The Court of Chancery addressed an alleged shareholder’s claim to inspect the books and records of the defendant entity, Hybrid Energy, Inc. (“Hybrid”). The plaintiff claimed that Hybrid had issued him a stock certificate evidencing ownership of 1 million shares of Hybrid common stock. The plaintiff was also listed as a shareholder on Hybrid’s corporate stock ledger. However, at the time the plaintiff’s alleged stock certificate was issued, Hybrid’s Certificate of Incorporation authorized only 1,500 shares of common stock, all of which were already issued to someone other than the plaintiff. Nevertheless, the Court determined that the plaintiff’s name appearing on Hybrid’s share ledger was enough to create a rebuttable presumption that he was a shareholder entitled to inspect the books and records of Hybrid. The Court went on to find, however, that Hybrid had put forth enough evidence to rebut the presumption and the plaintiff was not entitled to access the books and records.
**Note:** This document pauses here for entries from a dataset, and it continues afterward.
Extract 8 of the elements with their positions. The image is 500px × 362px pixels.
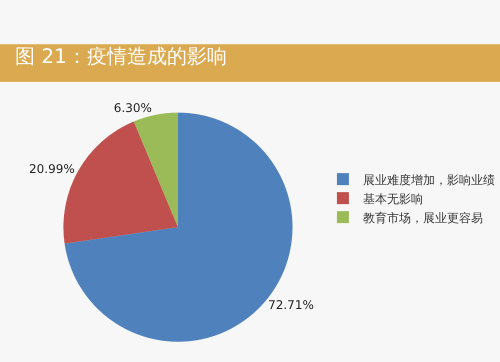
legend-label: 教育市场，展业更容易: [362, 210, 483, 225]
legend-label: 基本无影响: [362, 192, 423, 206]
data-label: 6.30%: [114, 101, 152, 116]
data-label: 72.71%: [268, 298, 314, 312]
data-label: 20.99%: [29, 162, 75, 176]
legend-label: 展业难度增加，影响业绩: [362, 172, 495, 187]
pie-slice: [134, 112, 178, 228]
chart-title: 图 21：疫情造成的影响: [15, 44, 227, 68]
BOTTOM LINE: This case serves as a reminder that Delaware corporations must keep an accurate stock ledger and books and records in order to avoid numerous potential issues. The appearance of a name on a corporation’s stock ledger will create a presumption, only rebuttable by other evidence to the contrary, that the person so named is a shareholder of the company.